Drink plenty of fluids - at least 48 ounces of water a day should be consumed.
Eat a well-balanced diet. A breast-feeding mother will typically need five to six hundred calories more than the pre-pregnancy diet.
Continue taking prenatal vitamins throughout breast-feeding.
Try any food. Many mothers will withhold certain foods for fear that they will cause stomach upset in the baby through the breast-milk. It is not necessary to avoid any food unless you notice that a particular food causes fussiness in the baby after the next feeding. In that case, stop the food for a week and then try it again. If fussiness ensues, then avoid that food. The most common culprits are milk, eggs, citrus foods, peanuts, corn, wheat and fish.
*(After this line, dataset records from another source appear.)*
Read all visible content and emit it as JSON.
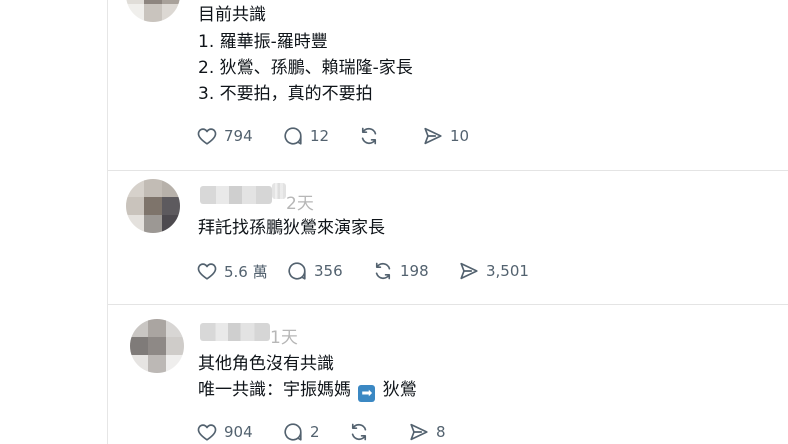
{
  "posts": [
    {
      "lines": [
        "目前共識",
        "1. 羅華振-羅時豐",
        "2. 狄鶯、孫鵬、賴瑞隆-家長",
        "3. 不要拍，真的不要拍"
      ],
      "likes": "794",
      "replies": "12",
      "reposts": "",
      "shares": "10"
    },
    {
      "time": "2天",
      "lines": [
        "拜託找孫鵬狄鶯來演家長"
      ],
      "likes": "5.6 萬",
      "replies": "356",
      "reposts": "198",
      "shares": "3,501"
    },
    {
      "time": "1天",
      "lines": [
        "其他角色沒有共識"
      ],
      "line2_before": "唯一共識：宇振媽媽 ",
      "line2_emoji": "➡",
      "line2_after": " 狄鶯",
      "likes": "904",
      "replies": "2",
      "reposts": "",
      "shares": "8"
    }
  ],
  "icons": {
    "like": "heart-icon",
    "reply": "reply-bubble-icon",
    "repost": "repost-icon",
    "share": "share-send-icon",
    "arrow_emoji": "right-arrow-emoji"
  },
  "colors": {
    "text": "#0f1419",
    "muted": "#53626f",
    "time": "#b7b7b7",
    "divider": "#e4e4e4",
    "emoji_blue": "#3b88c3"
  }
}
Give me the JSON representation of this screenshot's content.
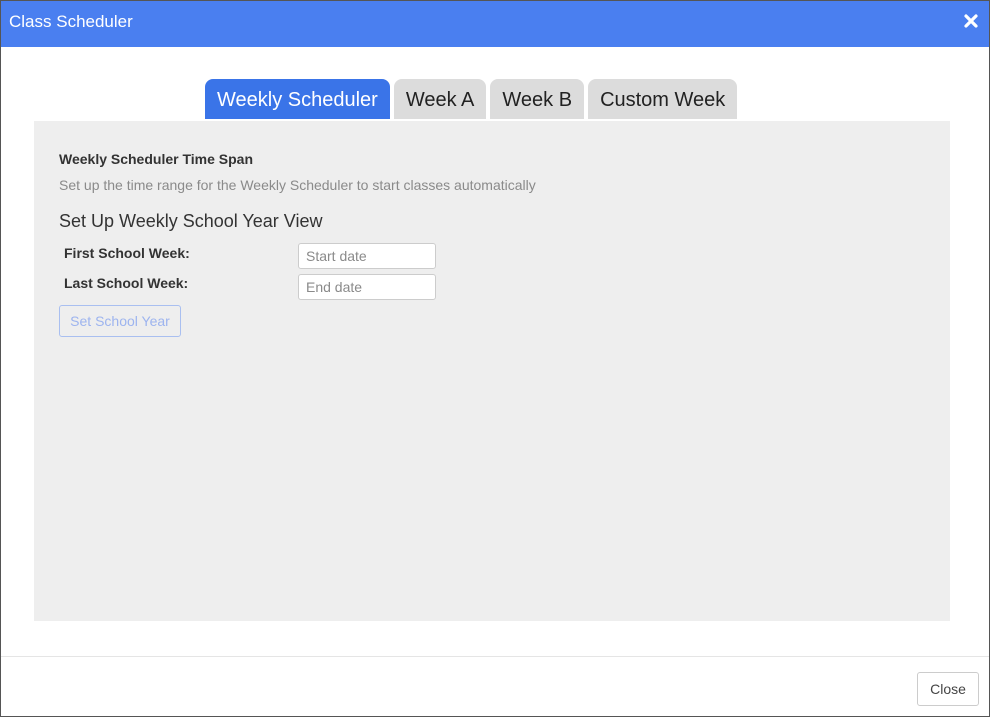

NO SMOKING! Smoke gets into your skin, hair, clothes, furniture and ultimately the baby's body. This is not healthy. Smoking can also cause decreased milk production. Now is a good time to quit. No excuses.
Avoid alcohol, caffeine and never use harmful drugs.
At four weeks of age, try to introduce a bottle of breast-milk. It can be very helpful for the mother, and very satisfying for others to be able to feed the baby. Be patient - experiment with different nipples if one doesn't work, and have someone other than the mother give the bottle, as the baby may refuse the bottle if the mother is available.